Yoksulluk Türkiye'de de artıyor
Raporda yer alan verilere göre bugün dünya nüfusunun yüzde 8.5'ini oluşturan 692 milyon insan aşırı yoksulluk içinde yaşarken, Türkiye'de de durum iç açıcı değil. TÜRK-İŞ'in 2024 Kasım ayı verilerine göre Türkiye'de dört kişilik bir ailenin sadece gıda harcamaları için yapması gereken aylık minimum tutar, yani açlık sınırı 20 bin 561 TL'ye yükselmiş durumda. Ancak yoksulluk sınırı, yani gıda ile birlikte diğer temel ihtiyaçlar (kira, ulaşım, eğitim, sağlık vb.) için gereken toplam gelir tutarı 66.976 TL'yi buluyor. Bekâr bir çalışanın aylık yaşama maliyeti ise 26 bin 712 TL'ye yükseldi. Bu rakamlar karşısında asgari ücret 17 bin iki TL... Asgari ücretli çalışanların oranı ise yüzde 50 civarında. Söz konusu verileri değerlendiren Toplum Çalışmaları Enstitüsü Genel Sekreteri Çiğdem Gizem Okkaoğlu, "Elbette toplumsal sorunları bütünüyle yoksulluk artışına ve gelir eşitsizliğine bağlamak doğru değil, bu manipülatif bir yorum olur. Ancak ülkemizde gözlemlediğimiz sorunların pek çoğunun ekonomi kaynaklı olduğunu ve ekonomi kaynaklı problemlerin de temelinde gelir eşitsizliğinin yattığını söylemek yanlışlanması zor bir tespit olacaktır" dedi. Toplum Çalışmaları Enstitüsü bünyesinde hazırlanan "Toplum 2024: Türkiye Toplumsal Eğilimler Araştırması"na da atıfta bulunan Okkaoğlu, "Rapora göre acilen çözülmesi gereken ilk 10 sorun listesinin ilk 2 sırasındakiler dahil olmak üzere 5'i doğrudan ekonomiyle ilgili. Toplumun yüzde 54.1'i, 'Sizce Türkiye'nin acilen çözülmesi gereken en önemli iki sorunu nedir?' sorusuna 'ekonomi' cevabı veriyor. Toplumun yüzde 27.9'u ise, yine aynı soruya 'enflasyon, hayat pahalılığı ve zamlar' cevabını veriyor. Eğer adil bir gelir dağılımı sağlanabilmiş olsaydı, yahut en azından gelir dağılımındaki eşitsizlik yıllar bazında azalıyor olsaydı ve bu suretlerle yoksulluk azaltılabilmiş olsaydı, bugün ülkemizde ekonomik umutsuzluğun had safhada olmayacağı pek tabii söylenebilirdi" değerlendirmesinde bulundu.

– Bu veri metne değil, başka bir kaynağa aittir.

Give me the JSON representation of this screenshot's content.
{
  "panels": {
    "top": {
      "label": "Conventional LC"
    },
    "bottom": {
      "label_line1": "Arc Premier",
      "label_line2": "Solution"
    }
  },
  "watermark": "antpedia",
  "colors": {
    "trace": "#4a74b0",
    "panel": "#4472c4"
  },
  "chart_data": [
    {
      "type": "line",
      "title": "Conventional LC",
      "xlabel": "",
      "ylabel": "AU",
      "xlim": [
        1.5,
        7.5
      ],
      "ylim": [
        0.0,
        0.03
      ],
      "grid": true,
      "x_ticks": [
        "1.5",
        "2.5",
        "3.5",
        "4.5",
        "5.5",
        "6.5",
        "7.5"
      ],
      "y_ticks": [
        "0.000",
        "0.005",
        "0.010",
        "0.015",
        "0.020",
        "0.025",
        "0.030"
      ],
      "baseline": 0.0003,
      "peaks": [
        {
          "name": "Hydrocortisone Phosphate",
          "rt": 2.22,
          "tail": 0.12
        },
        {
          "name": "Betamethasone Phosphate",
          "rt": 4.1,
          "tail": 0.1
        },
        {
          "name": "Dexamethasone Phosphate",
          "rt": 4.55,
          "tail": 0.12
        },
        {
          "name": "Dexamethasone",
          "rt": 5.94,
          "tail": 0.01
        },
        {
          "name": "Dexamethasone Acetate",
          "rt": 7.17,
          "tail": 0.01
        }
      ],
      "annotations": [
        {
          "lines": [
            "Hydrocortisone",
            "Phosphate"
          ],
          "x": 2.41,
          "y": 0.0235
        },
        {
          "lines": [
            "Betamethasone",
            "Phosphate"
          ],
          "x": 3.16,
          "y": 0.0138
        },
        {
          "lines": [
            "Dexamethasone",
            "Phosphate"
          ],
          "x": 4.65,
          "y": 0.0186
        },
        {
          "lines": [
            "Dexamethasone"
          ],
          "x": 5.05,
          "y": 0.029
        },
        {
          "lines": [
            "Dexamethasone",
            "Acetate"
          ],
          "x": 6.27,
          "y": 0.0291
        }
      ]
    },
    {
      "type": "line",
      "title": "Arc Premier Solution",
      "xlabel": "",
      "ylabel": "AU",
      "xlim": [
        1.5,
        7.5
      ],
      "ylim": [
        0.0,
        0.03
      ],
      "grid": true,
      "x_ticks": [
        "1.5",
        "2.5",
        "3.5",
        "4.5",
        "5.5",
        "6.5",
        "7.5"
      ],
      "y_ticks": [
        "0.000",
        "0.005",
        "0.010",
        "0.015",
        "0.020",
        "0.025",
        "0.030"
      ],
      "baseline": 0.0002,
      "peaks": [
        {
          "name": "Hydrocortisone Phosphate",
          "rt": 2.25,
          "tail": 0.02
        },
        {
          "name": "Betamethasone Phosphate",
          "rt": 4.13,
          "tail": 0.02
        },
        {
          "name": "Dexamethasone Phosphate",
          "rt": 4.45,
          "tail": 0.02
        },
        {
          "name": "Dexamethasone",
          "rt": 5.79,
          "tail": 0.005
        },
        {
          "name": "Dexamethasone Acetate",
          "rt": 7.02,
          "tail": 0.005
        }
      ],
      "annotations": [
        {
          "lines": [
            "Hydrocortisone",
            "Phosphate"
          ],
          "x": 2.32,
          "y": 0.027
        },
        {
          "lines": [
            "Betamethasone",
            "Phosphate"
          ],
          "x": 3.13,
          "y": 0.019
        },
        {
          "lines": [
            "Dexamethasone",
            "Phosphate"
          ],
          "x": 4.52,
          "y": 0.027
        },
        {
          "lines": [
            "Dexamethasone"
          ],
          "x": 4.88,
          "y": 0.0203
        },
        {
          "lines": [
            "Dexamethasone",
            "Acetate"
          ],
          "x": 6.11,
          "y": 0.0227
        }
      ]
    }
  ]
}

Dar bir zümre refah içinde
Toplum Çalışmaları Enstitüsü Genel Sekreteri Çiğdem Gizem Okkaoğlu, Türkiye'de yoksulluğun ve gelir dağılımındaki eşitsizliğin artışının bu küresel sorunun en acımasız örneklerinden birini teşkil ettiğine işaret ederek, "Artan yoksulluk; zengin kesimin kaçamadığı toplumsal huzursuzluklar, altyapı sorunları ve çevre krizlerine yol açarken, refahın dar bir zümreye yoğunlaşmasının sonuçları ise toplumun bütününü etkiliyor. Gelir adaletsizliği, yalnızca yoksulların değil, en zenginlerin de yaşam kalitesini tehdit eden bir olgu olarak karşımıza çıkıyor. Toplumun daha iyi bir geleceğe sahip olabilmesi için kapsayıcı politikalarla yoksulluğu ve gelir eşitsizliğini azaltmak zaruri; aksi takdirde, sosyal ve ekonomik dengeler bozulmaya devam edecek, toplumsal huzursuzluklar giderek derinleşecek ve 'toplumsal cinnet' kaçınılmaz olacak" dedi.